Viajar para trabalhar com a formação de professoras e professores é sempre
um aprendizado, desde as mudanças nas ações dos aeroportos (função "seja
seu próprio atendente", como propõe a Gol, que vc faça seu check in,
troque seu acento, limpe a aeronave, rs...) até o mais significativo, porque
permeado de significantes outros, práticas interessantes, debates acalorados.
Por fim, a viagem foi ótima e, na bagagem de retorno, além das lembrancinhas,
muitas questões e, entre estas, as perguntas que não tiveram comentários por
falta de tempo naquele auditório imenso do Centro de Convenções.
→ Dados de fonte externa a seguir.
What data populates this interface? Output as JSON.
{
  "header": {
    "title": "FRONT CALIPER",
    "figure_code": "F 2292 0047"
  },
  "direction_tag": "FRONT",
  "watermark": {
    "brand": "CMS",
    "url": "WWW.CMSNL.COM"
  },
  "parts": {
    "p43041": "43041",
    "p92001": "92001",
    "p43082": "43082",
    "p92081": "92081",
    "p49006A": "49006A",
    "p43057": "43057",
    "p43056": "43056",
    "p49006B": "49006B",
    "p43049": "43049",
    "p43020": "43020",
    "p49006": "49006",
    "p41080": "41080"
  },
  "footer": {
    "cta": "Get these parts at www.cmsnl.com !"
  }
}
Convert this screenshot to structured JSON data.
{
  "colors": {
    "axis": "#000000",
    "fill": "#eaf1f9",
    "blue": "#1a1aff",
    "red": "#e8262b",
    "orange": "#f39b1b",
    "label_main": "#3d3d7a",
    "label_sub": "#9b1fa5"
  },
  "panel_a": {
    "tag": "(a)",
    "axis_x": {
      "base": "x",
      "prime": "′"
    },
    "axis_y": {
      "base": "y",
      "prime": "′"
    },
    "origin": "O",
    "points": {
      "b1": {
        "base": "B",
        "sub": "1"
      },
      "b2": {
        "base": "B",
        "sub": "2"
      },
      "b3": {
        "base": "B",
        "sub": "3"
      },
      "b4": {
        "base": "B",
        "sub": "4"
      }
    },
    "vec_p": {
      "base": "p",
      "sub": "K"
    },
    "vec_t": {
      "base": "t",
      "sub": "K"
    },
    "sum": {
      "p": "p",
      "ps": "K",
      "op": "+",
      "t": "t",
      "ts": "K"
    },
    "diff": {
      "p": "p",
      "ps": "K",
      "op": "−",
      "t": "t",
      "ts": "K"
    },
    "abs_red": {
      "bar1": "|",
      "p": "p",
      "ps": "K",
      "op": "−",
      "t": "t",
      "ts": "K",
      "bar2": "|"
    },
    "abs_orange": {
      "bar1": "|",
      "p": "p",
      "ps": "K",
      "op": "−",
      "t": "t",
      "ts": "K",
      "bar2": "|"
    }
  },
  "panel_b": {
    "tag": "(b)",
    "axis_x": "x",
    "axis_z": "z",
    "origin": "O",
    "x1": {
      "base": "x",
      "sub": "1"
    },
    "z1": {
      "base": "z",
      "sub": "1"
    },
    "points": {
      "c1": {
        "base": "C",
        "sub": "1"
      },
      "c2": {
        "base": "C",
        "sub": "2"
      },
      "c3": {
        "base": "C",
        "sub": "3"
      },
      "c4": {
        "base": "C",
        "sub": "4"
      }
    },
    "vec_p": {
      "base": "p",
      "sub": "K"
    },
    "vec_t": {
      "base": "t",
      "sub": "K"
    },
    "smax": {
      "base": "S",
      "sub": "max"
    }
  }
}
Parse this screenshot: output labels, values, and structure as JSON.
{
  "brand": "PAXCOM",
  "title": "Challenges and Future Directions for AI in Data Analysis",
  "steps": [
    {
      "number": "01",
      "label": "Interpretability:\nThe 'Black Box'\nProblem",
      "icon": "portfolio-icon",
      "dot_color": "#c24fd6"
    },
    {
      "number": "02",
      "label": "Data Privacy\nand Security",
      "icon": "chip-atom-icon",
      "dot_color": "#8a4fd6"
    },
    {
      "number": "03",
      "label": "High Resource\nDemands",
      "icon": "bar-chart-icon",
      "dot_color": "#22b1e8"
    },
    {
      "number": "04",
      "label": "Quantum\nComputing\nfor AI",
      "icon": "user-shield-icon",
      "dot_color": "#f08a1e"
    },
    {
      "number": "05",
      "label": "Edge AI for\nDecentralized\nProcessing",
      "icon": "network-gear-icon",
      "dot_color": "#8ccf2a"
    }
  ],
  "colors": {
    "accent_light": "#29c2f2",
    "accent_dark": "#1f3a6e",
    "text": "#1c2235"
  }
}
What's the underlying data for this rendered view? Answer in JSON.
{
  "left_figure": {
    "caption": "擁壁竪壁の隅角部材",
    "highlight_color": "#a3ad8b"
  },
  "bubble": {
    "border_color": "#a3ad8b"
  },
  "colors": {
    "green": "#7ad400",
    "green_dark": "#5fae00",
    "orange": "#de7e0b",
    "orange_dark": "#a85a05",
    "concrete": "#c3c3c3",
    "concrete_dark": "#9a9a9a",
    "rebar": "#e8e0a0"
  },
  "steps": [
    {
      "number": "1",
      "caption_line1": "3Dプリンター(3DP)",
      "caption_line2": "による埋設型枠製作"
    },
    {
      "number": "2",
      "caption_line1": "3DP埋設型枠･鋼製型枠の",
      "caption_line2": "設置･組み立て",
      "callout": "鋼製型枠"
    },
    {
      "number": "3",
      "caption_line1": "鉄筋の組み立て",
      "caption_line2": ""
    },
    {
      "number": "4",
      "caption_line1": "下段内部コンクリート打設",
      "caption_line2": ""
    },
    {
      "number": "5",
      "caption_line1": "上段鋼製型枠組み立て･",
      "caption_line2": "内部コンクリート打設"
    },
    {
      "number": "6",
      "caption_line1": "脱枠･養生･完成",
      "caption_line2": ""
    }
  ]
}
Seguem as questões, com meus agradecimentos (nada mais triste que terminar
uma participação em mesa redonda sem perguntas do auditório...):
1. Como viabilizar a construção de um currículo em uma perspectiva contra
hegemônica às ideologias neoliberais quando se está inserido na sociedade do
consumo regida pela lógica do mercado? É preciso uma transformação dos homens,
das relações de trabalho ou da escola?
Indícios de resposta:
É preciso transformar as pessoas, as relações de trabalho e a escola, esta
transformação ocorre de toda a forma e todos os dias, independente de nossa
vontade. Embora a escola possa parecer igual ao que sempre foi, ela está sempre
em transformação, porque é construída, vivida, sentida por pessoas que também
estão em transformação. Talvez a questão seria: como transformar a nossa
prática escolar em uma sociedade que se transforma com base em valores que
queremos superar? Fazemos muitas coisas na escola, nossas propostas
curriculares são diversas e amplas. Algumas coisas que fazemos conservam
valores que queremos superar (injustiça, desrespeito, autoritarismo), outras
coisas que fazemos nos ajudam a caminhar na direção que escolhemos: justiça,
respeito, autoridade e participação. Penso que as práticas democráticas podem
ampliar o que fazemos no sentido que queremos: assembleias para discussão do
que realmente é importante; envolvimento da comunidade nas atividades da
escola, nos estudos de caso, na produção de propostas de trabalho; atitudes
cotidianas de escuta de todos por todos. Estas ações até podem fazer com que
nossas atividades possam demorar mais para serem realizadas, mas fazer com
participação nos ajuda a mudar a escola e a sociedade, porque muda o ambiente
em que as pessoas fazem a escola e a atitude das pessoas neste ambiente. Parabéns
pela sua pergunta, você atenta com razão para a inviabilidade de dissociar a
escola das questões sociais que, presentes na sociedade, também estão presentes
na escola.
2. Como vê o currículo bimestralizado com conteúdos previamente definidos,
frente a sua ideia de ensino conforme os interesses dos alunos?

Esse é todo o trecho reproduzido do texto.